A Natilla Colombiana (Colombian Christmas Custard) to Enjoy This Nochebuena

As a Latinx child growing up in America, I was taught that the signature tastes of Christmas were peppermint candy canes and iced sugar cookies. But in my Colombian household, the season was marked by two traditional treats: fried cheese fritters (buñuelos) and a chilled milk custard called natilla. Every year, when my extended family would get together on Nochebuena (Christmas Eve), the children would flock to the table to sneak a bite or two while our unsuspecting parents danced to cumbia in the background. I remember my cousins swarming the tray of hot buñuelos while I ran to the fridge to get a cold slice of natilla – my favorite. As an adult, I still feel as though Christmas isn’t complete without natilla. As a result, I decided to learn how to make it myself, and now my Nochebuenas are as delicious and Colombian as ever.

Why Do Colombians Eat Natilla on Nochebuena?

Colombian natilla was adapted from a Spanish dessert called “natillas.” Although the exact origin of the dish is unknown, it’s widely believed that the dessert was developed by nuns in Spain centuries ago, then introduced to South American countries during the Spanish Inquisition. In Colombia, the recipe for natilla and the culture surrounding it changed over time. Eventually, natilla became a traditional Christmas dish, although it can be found in Colombia year-round.

What Is Colombian Natilla Made Of?

Whereas Spanish “natillas” is a custard made from milk and eggs, Colombian natilla does not contain eggs at all. In Colombia, the custard typically starts with a cinnamon-flavored milk base sweetened with panela – a sweetener derived from pure sugar cane – then thickened with cornstarch before being cooled overnight in the fridge. Plain natilla sweetened with panela is the most traditional kind of natilla. Panela gives the natilla a unique caramel-like flavor and a rich, brown color. But it’s not uncommon to find coconut, caramel, or raisin variations, too. When panela isn’t available, brown sugar will do the trick.

What Does Natilla Mean in English?

Natilla translates directly to “custard” in English.

Is Natilla Similar to Flan?

While they might look similar, natilla and flan are completely different desserts. Flan is an egg-based custard, while Colombian natilla is made from milk and cornstarch. Flan is baked, whereas natilla is simmered, then cooled. And while flan is typically topped with a runny caramel sauce, natilla is garnished with ground cinnamon and shredded coconut.

Here’s how to make it.

Colombian Natilla

Original Recipe

Notes

For a more traditional flavor, use ground panela instead of brown sugar.

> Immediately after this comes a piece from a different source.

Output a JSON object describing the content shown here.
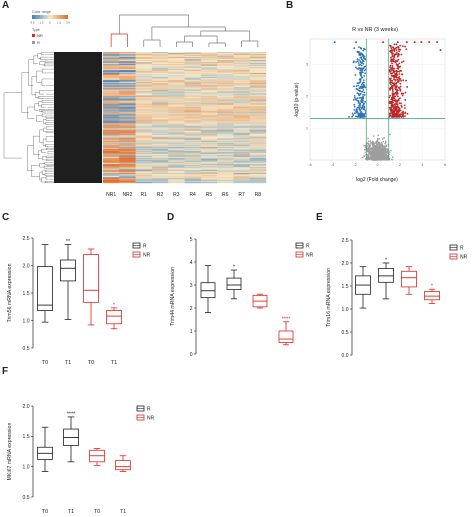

Once you’ve added your cornstarch mixture to the simmering milk, do not stop stirring. If you stop stirring, the milk will burn.

Ingredients

4 1/2 cups milk, whole
3-4 cinnamon sticks
1/2 cup granulated sugar
1/2 cup brown sugar
2 tablespoons sweetened condensed milk
3/4 cup cornstarch
1 teaspoon vanilla extract
Pinch of salt
2 tablespoons butter
1/2 cup shredded coconut (optional)

Directions

Separate milk into 3 1/2 cups and 1 cup portions.
Pour 3 1/2 cups of milk and cinnamon sticks into a medium-size saucepan. Bring to a light simmer.
When bubbles have formed around the edges and the milk has started to foam, remove cinnamon sticks, then add sugar, brown sugar, sweetened condensed milk, vanilla, and salt. Stir well.
For the 1 cup of milk on the side, add cornstarch, and stir until fully combined.
Pour the cornstarch mixture into the steamed milk. Reduce heat to low, then begin stirring constantly using a wooden spoon.
Continue stirring without stopping for five to 10 minutes, or until the mixture has thickened enough to where you can see the bottom of the pan. Turn off the heat.
Add in butter and shredded coconut. Once fully incorporated, pour the custard mixture into your preferred mold, cover it with plastic wrap, then set it in the fridge to chill overnight.
When it is completely chilled, remove the custard from the fridge, and carefully invert the mold over a plate to release the natilla.
Top the natilla with a generous sprinkle of ground cinnamon and shredded coconut, then slice and serve alongside hot buñuelos.